Tamarind is a wonderful additive to sauces, but the fresh, sticky pulp inside the pods can also be eaten as a sweet-sour treat.

Tamarind is the fruit of a tree native to East Africa and Asia. The juice is used in a variety of ethnic cuisines, including those of Asia, India, the Caribbean, and Mexico. Thai cooks, in particular, incorporate this sweet-sour treat in savory dishes.

It is an important ingredient in Worcestershire sauce and some barbecue sauces and ketchups, but can also be consumed fresh as a snack. Tamarind makes delicious chutneys, curries, and drinks as well.

Varieties

There is only one species of tamarind tree from which the dark reddish, curved pods are harvested.
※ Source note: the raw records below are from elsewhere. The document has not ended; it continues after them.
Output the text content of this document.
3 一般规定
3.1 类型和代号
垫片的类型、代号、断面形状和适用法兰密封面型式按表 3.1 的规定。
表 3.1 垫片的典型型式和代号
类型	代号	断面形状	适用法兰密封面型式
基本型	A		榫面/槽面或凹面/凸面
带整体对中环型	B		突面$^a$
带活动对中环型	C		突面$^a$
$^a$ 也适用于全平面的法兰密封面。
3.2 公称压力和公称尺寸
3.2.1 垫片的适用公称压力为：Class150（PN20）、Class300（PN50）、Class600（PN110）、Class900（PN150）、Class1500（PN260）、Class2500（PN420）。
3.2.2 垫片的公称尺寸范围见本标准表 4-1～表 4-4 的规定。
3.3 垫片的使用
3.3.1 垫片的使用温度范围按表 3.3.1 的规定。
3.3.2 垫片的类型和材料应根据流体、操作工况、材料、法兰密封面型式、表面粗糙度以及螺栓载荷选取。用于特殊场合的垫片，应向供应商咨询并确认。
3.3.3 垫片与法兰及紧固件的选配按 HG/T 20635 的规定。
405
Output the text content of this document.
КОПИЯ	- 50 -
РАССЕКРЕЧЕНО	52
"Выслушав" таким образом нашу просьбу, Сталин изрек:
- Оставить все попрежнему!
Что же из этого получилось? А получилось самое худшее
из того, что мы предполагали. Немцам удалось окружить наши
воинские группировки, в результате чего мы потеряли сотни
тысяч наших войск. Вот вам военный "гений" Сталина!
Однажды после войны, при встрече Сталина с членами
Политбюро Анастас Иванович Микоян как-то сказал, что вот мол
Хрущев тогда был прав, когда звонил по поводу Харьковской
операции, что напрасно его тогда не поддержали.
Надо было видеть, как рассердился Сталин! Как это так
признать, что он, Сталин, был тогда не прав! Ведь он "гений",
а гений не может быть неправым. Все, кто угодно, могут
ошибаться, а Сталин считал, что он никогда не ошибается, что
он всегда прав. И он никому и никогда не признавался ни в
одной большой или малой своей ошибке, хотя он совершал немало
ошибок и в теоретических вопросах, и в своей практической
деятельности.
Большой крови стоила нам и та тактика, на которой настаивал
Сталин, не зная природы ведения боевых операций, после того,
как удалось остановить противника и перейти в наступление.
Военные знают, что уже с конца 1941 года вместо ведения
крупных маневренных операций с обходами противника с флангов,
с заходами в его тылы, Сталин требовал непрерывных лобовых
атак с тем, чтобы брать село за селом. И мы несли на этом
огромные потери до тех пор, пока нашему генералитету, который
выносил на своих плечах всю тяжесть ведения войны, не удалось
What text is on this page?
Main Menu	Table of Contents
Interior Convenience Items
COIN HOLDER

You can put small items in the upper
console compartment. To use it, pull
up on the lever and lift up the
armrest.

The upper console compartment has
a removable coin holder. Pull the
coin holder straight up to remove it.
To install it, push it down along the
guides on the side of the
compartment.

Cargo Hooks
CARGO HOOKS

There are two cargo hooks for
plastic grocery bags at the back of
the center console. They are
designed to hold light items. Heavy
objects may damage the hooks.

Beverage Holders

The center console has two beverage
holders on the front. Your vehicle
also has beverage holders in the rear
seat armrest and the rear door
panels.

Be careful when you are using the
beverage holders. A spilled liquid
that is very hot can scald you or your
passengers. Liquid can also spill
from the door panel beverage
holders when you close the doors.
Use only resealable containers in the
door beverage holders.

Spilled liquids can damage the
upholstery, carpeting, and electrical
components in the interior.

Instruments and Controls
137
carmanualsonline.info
The pods, which grow to about 7 inches in length, contain seeds and fibrous strips that must be strained to reserve the sticky pulp.

Sold as whole pods, paste, extract, nectar and in powdered form.
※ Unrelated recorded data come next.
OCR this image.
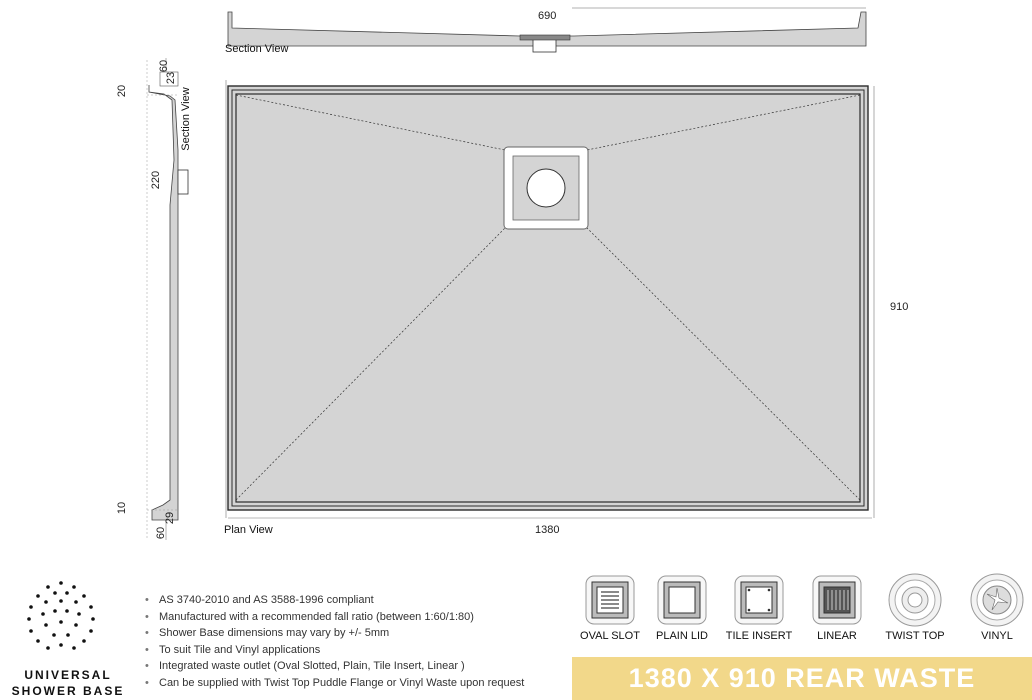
690
Section View
60
23
20	Section View
220
10
29
60	Plan View	1380
910
UNIVERSAL
SHOWER BASE
• AS 3740-2010 and AS 3588-1996 compliant
• Manufactured with a recommended fall ratio (between 1:60/1:80)
• Shower Base dimensions may vary by +/- 5mm
• To suit Tile and Vinyl applications
• Integrated waste outlet (Oval Slotted, Plain, Tile Insert, Linear )
• Can be supplied with Twist Top Puddle Flange or Vinyl Waste upon request
OVAL SLOT	PLAIN LID	TILE INSERT	LINEAR	TWIST TOP	VINYL
1380 X 910 REAR WASTE
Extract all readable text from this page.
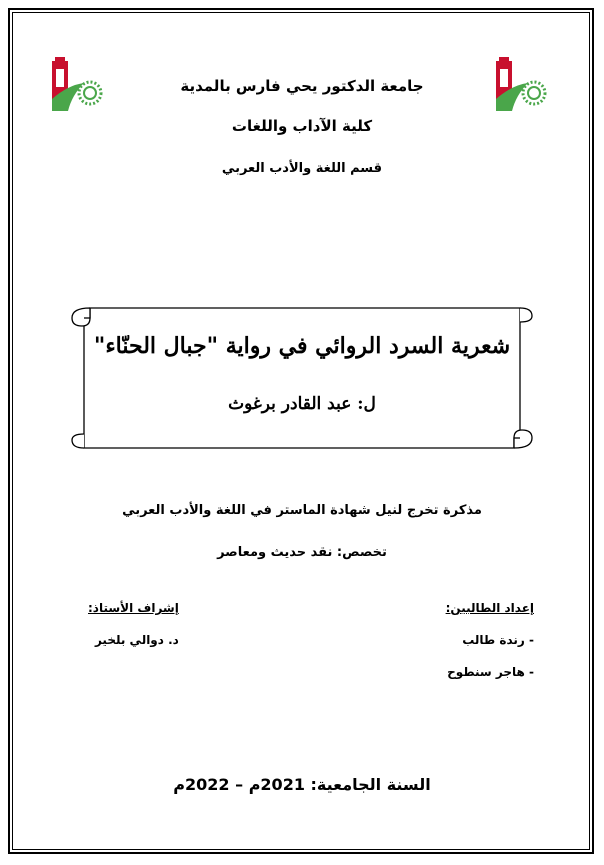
جامعة الدكتور يحي فارس بالمدية
كلية الآداب واللغات
قسم اللغة والأدب العربي
شعرية السرد الروائي في رواية "جبال الحنّاء"
ل: عبد القادر برغوث
مذكرة تخرج لنيل شهادة الماستر في اللغة والأدب العربي
تخصص: نقد حديث ومعاصر
إعداد الطالبين:
- رندة طالب
- هاجر سنطوح
إشراف الأستاذ:
د. دوالي بلخير
السنة الجامعية: 2021م – 2022م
May also be called tamarindo, asam, and Indian date.

Pulp extract is available and more convenient than boiling whole pods.

Sweet tamarind is available for use in beverages.

Buying Tips

Purchase extract if available as it’s much more convenient than boiling pods.

Compressed pulp is also formed into blocks. These may be labeled as “wet” or “water” tamarind.

Whole pods include the “husks,” which easily peel away on mature fruits.

Some Asian markets may carry “makahm wahn,” which is the sweetest.

Always check labels; some types have added salt and should not be used in sweet dishes.

Storage Tips

Keep whole pods and compressed blocks in plastic bags away from heat and light. They’ll be usable indefinitely.

Refrigerate liquids (water tamarind) after opening and use within two weeks. Juice, whether purchased or homemade, will begin to ferment within one week.

There is no need to refrigerate pastes or concentrates until opening.

Concentrated pulp freezes well.

Usage Tips

Tamarind is often used in marinades as an acidic tenderizer.

When reconstituting, always strain to remove fibrous pulp and any seeds.

Include with sweet fruits such as pears and peaches.